I had to be at work at 6am one Weds morning. I couldn't sleep the night before. I finally got to bed around 2am and then I got up at 4:15 am to get ready and then drive in to work. Talk about brutal.
It was the usual talking head type of AV. We made sure their graphics or the video or the IMAG (image magnification) were up on the screen when it was supposed to be. The one thing that was different is that the group had a western theme to it.
Every one of the staff and presenters had on dark western shirts, wrangler's blue jeans, black boots and black Stetsons. It took awhile, but it finally dawned on me how good they looked. Now keep in mind, I am just now figuring out my own bi-sexuality. So, I haven't really gotten into noticing or looking for good-looking guys. I just fantasize about a nice stiff cock and what it would be like to suck on one until it spurts its thick load onto my tongue. So, for me to start checking these guys out is yet another milestone in my bi-sexuality.
Now, they all looked pretty good. I noticed that the jeans really made them appear to have a nice bulge and that the cut of the shirts made them seem, I don't know, to have some decent muscles. I almost laughed at myself at one point. I felt like I was having a "Brokeback Mountain" moment.
There was one guy in particular. For some reason he appealed to me the most. He wasn't the one with the best body. He had kind of like a barrel chest and so he seemed as though he might be a little overweight. So am I so that part didn't bug me like it would some. He had a dark mustache on his face, but I couldn't see the rest of his head as he had one the aforementioned Stetson. For some reason I pictured him as balding. But his voice, dang, for a guy he sure had a sexy voice. He knew how to publicly speak. He enunciated clearly and legibly and he knew how to throw his voice. Not everyone can or knows how. Imagine going to the theater. Those actors don't have microphones.

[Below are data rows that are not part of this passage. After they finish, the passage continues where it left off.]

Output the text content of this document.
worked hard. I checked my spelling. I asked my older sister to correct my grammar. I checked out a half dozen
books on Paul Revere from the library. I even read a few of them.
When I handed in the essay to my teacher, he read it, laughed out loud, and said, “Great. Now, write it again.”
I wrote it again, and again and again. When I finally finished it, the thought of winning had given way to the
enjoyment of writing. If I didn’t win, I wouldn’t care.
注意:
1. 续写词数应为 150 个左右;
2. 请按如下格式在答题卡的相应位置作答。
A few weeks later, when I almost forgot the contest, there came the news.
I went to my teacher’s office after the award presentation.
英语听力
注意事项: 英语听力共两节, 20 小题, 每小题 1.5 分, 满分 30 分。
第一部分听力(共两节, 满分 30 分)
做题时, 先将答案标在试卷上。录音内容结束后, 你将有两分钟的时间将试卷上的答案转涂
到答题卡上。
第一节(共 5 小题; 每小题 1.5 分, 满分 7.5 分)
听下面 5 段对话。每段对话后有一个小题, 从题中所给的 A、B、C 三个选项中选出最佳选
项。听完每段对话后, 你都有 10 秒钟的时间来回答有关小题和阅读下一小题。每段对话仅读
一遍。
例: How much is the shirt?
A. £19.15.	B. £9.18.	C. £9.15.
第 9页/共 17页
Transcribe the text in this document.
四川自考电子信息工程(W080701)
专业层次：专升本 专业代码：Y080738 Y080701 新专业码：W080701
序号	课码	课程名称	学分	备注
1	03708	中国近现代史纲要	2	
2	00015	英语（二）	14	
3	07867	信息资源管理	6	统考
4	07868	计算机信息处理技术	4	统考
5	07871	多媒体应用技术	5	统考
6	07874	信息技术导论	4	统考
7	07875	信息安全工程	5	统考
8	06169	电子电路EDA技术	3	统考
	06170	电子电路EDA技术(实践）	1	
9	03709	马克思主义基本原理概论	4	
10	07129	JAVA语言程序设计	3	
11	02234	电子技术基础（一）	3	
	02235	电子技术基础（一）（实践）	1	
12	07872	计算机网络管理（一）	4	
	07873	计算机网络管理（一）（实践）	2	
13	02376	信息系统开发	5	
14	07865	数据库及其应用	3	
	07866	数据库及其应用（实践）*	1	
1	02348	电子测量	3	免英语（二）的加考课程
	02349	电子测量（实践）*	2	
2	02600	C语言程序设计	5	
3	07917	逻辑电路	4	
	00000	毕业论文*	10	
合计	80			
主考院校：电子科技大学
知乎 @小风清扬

So, even though the theater is designed for their voices to be able to reach the back of the auditorium, the actors still need to project it that far. Especially since when the theater has an audience, their bodies absorb sound waves. So the actor has to be able to project or throw his or her voice to the back wall. This guy's voice was perfect.
And that affected me strongly. After the meeting was over we began striking the equipment. At one point he came in and walked straight up to me.
"Excuse me," he said. "I left the AC power adapter to my laptop in here, have one of yall seen it?"
I just kind of looked at him as I replied, "I haven't seen it, but I'll ask around. Where can I find you if we come up with it?"
"My room number is 2458. Just bring it up there," he said. He began to turn and walk away.
My eyes went down to his ass. He turned slightly back to tell me his name was Michael. I didn't know if the slight smile I saw meant that he saw me checking his ass out or not. I decided not to push it.
About an hour or so later I found the power adapter he had asked about. I took it up to the Account Exec on the show and told him about it and the conversation I had with Michael concerning it.
He looked at it, then his watch, and then back at me. He said, "Tell you what, its 4pm now. That makes a full day rate for you. Why don't you go ahead and take it up to him and then go ahead and split for home? You can even bill me for an additional half day."
I replied sure thing and thanks. I gathered up my stuff and his adapter and headed up to room 2458. I was kind of nervous. After all, he may have seen me checking him out. Who knows how that made him feel? I even took a breath mint on the way up.
After getting up to his room, I knocked on the door. He answered it in a towel. He had just gotten out of the shower evidently. He wasn't in bad shape. He did have some chest hair. I remembered reading about stuff like this. He would be considered a bear kind of guy I guess. I found that it turned me on tremendously. He was balding, but he had hair on the sides of head. It looked good on him.
He looked me up and down and then his eyes settled on the power adapter. His lit up. "You found it. That's great. Come on in please. Let me get you something," he said.
I came in and he went over to his pants. He said, "For some reason I thought it was lost forever and that I would have to go to all the hassle of purchasing a new one."
He bent over and began digging out his wallet. The towel slipped down and I saw the crack of his ass. Plumbers crack we always called it. That phrase went through my head and I got a big smile on my face. He stood up and saw my smile. He kind of smiled too and came over. He grabbed my hand and put money in it. I looked down and put it back and asked, "What's that for?"